Мальчуган поднял охапку мокрых дров и щепок и потащился по грязи. Женщина опустилась на скамью лодки и в совершенном изнеможении склонила голову на ладонь правой руки, подпертой левою. Прошло довольно много времени, женщина не выходила из своего раздумья. Наконец около нее послышался голос мальчика:
— Что же ты сидишь? Пойдем домой, я перетаскал дрова.
Женщина очнулась.
— И куда это он ушел? — проговорила она, как будто продолжая вслух свои размышления.
Мальчик ничего не ответил.
— Вот жизнь-то, каждый мужик лучше живет! — проговорила женщина, тяжело поднимаясь с места и через силу тащась за мальчуганом.
Через несколько минут спутники добрели до дома. Это был деревянный, длинный, ветхий дом с вросшими в землю окнами, покрытыми десятком заплат из синей сахарной бумаги и тряпок. Две ступени вниз вели в сени. Они походили на мрачное подземелье. Когда шел дождь, вода лилась по этим прогнившим ступеням. За темными сенями была темная кухня, с лавкою в углу, на которой ворочалось какое-то несчастное существо, издававшее хриплые стоны. Эта лавка была жилищем старой нищей, платившей полтину в месяц за пару досок для спанья. Огонь, разведенный на очаге в кухне, озарял каким-то фантастическим светом и темные углы, и ухваты, и кочерги, и возившуюся на своих досках старуху. В этой картине было что-то зловещее. За кухней была комната или, лучше сказать, чулан, едва освещаемый двумя окнами, наполовину скрывавшимися под землей. Днем из окон виднелся только черный во время дождей и серый во время засухи берег речки и ноги прохожих.

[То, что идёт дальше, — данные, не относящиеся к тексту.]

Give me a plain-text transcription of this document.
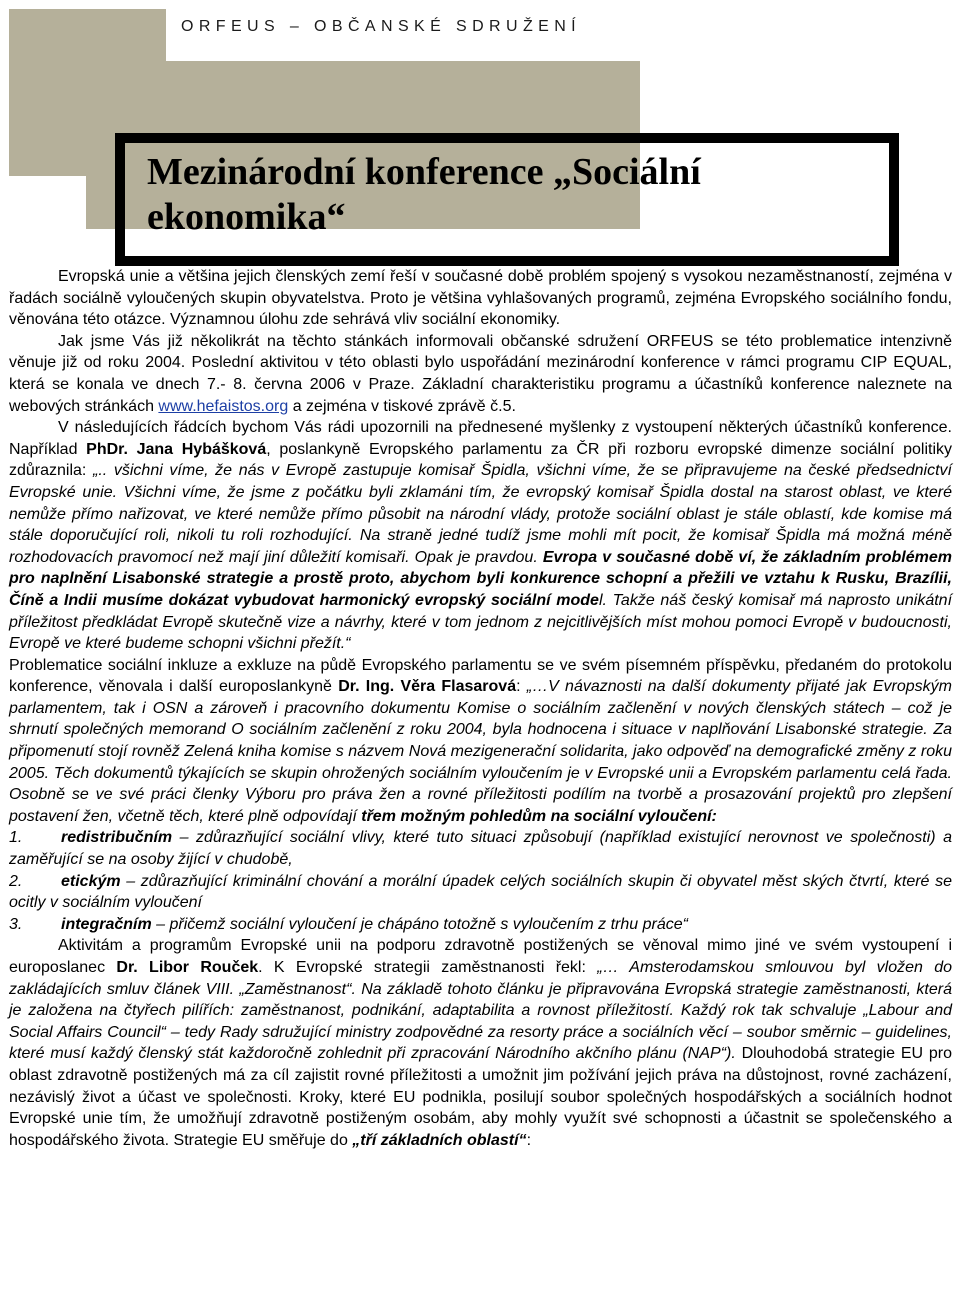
ORFEUS – OBČANSKÉ SDRUŽENÍ
Mezinárodní konference „Sociální ekonomika“

Evropská unie a většina jejich členských zemí řeší v současné době problém spojený s vysokou nezaměstnaností, zejména v řadách sociálně vyloučených skupin obyvatelstva. Proto je většina vyhlašovaných programů, zejména Evropského sociálního fondu, věnována této otázce. Významnou úlohu zde sehrává vliv sociální ekonomiky.

Jak jsme Vás již několikrát na těchto stánkách informovali občanské sdružení ORFEUS se této problematice intenzivně věnuje již od roku 2004. Poslední aktivitou v této oblasti bylo uspořádání mezinárodní konference v rámci programu CIP EQUAL, která se konala ve dnech 7.- 8. června 2006 v Praze. Základní charakteristiku programu a účastníků konference naleznete na webových stránkách www.hefaistos.org a zejména v tiskové zprávě č.5.

V následujících řádcích bychom Vás rádi upozornili na přednesené myšlenky z vystoupení některých účastníků konference. Například PhDr. Jana Hybášková, poslankyně Evropského parlamentu za ČR při rozboru evropské dimenze sociální politiky zdůraznila: „.. všichni víme, že nás v Evropě zastupuje komisař Špidla, všichni víme, že se připravujeme na české předsednictví Evropské unie. Všichni víme, že jsme z počátku byli zklamáni tím, že evropský komisař Špidla dostal na starost oblast, ve které nemůže přímo nařizovat, ve které nemůže přímo působit na národní vlády, protože sociální oblast je stále oblastí, kde komise má stále doporučující roli, nikoli tu roli rozhodující. Na straně jedné tudíž jsme mohli mít pocit, že komisař Špidla má možná méně rozhodovacích pravomocí než mají jiní důležití komisaři. Opak je pravdou. Evropa v současné době ví, že základním problémem pro naplnění Lisabonské strategie a prostě proto, abychom byli konkurence schopní a přežili ve vztahu k Rusku, Brazílii, Číně a Indii musíme dokázat vybudovat harmonický evropský sociální model. Takže náš český komisař má naprosto unikátní příležitost předkládat Evropě skutečně vize a návrhy, které v tom jednom z nejcitlivějších míst mohou pomoci Evropě v budoucnosti, Evropě ve které budeme schopni všichni přežít.“

Problematice sociální inkluze a exkluze na půdě Evropského parlamentu se ve svém písemném příspěvku, předaném do protokolu konference, věnovala i další europoslankyně Dr. Ing. Věra Flasarová: „…V návaznosti na další dokumenty přijaté jak Evropským parlamentem, tak i OSN a zároveň i pracovního dokumentu Komise o sociálním začlenění v nových členských státech – což je shrnutí společných memorand O sociálním začlenění z roku 2004, byla hodnocena i situace v naplňování Lisabonské strategie. Za připomenutí stojí rovněž Zelená kniha komise s názvem Nová mezigenerační solidarita, jako odpověď na demografické změny z roku 2005. Těch dokumentů týkajících se skupin ohrožených sociálním vyloučením je v Evropské unii a Evropském parlamentu celá řada. Osobně se ve své práci členky Výboru pro práva žen a rovné příležitosti podílím na tvorbě a prosazování projektů pro zlepšení postavení žen, včetně těch, které plně odpovídají třem možným pohledům na sociální vyloučení:

1. redistribučním – zdůrazňující sociální vlivy, které tuto situaci způsobují (například existující nerovnost ve společnosti) a zaměřující se na osoby žijící v chudobě,
2. etickým – zdůrazňující kriminální chování a morální úpadek celých sociálních skupin či obyvatel měst ských čtvrtí, které se ocitly v sociálním vyloučení
3. integračním – přičemž sociální vyloučení je chápáno totožně s vyloučením z trhu práce“

Aktivitám a programům Evropské unii na podporu zdravotně postižených se věnoval mimo jiné ve svém vystoupení i europoslanec Dr. Libor Rouček. K Evropské strategii zaměstnanosti řekl: „… Amsterodamskou smlouvou byl vložen do zakládajících smluv článek VIII. „Zaměstnanost“. Na základě tohoto článku je připravována Evropská strategie zaměstnanosti, která je založena na čtyřech pilířích: zaměstnanost, podnikání, adaptabilita a rovnost příležitostí. Každý rok tak schvaluje „Labour and Social Affairs Council“ – tedy Rady sdružující ministry zodpovědné za resorty práce a sociálních věcí – soubor směrnic – guidelines, které musí každý členský stát každoročně zohlednit při zpracování Národního akčního plánu (NAP“). Dlouhodobá strategie EU pro oblast zdravotně postižených má za cíl zajistit rovné příležitosti a umožnit jim požívání jejich práva na důstojnost, rovné zacházení, nezávislý život a účast ve společnosti. Kroky, které EU podnikla, posilují soubor společných hospodářských a sociálních hodnot Evropské unie tím, že umožňují zdravotně postiženým osobám, aby mohly využít své schopnosti a účastnit se společenského a hospodářského života. Strategie EU směřuje do „tří základních oblastí“:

Осенью и весною окна забрызгивались грязью, летом на них насаживался густой слой пыли, зимой они совсем заносились снегом, и по утрам приходилось отчищать этот снег, чтобы в конуру проникли хотя слабые лучи дня. В сырую погоду в окна проникала вода, стекавшая по веревкам в привешенные глиняные кувшины из-под сельтерской воды, подобранные на улице. Среди хлама некрашеных табуретов, скамеек, стола и постели в конуре копошились двое ребятишек и сидела за шитьем девушка, лет девятнадцати, с бледным лицом, поражавшим контрастом матовой белизны кожи и вьющихся черных волос, тонких черных бровей и больших черных глаз. Девушка не была красавицей, но это было одно из тех немногих лиц, которые бросаются в глаза даже среди самых избранных красавиц. Она походила и на ребенка с большими, умными глазами, только что начавшего поправляться после тяжкой болезни, и на взрослое, вполне развившееся существо, у которого уже развивается страстность. В ее глазах были и недоумение, и тоска, и страсть, но чем полнее отражалась в них внутренняя жизнь, тем печальнее поражала бледность лица; здесь дух был, по-видимому, вполне жизнен, кипел жаждою жизни, а тело изнемогало, таяло под бременем этой жизни. При появлении мальчика в конуре девушка оставила шитье.
— Озяб? — спросила она, пристально всматриваясь в его лицо: ее большие глаза были близоруки.
Он вздрогнул и стал снимать свою кацавейку.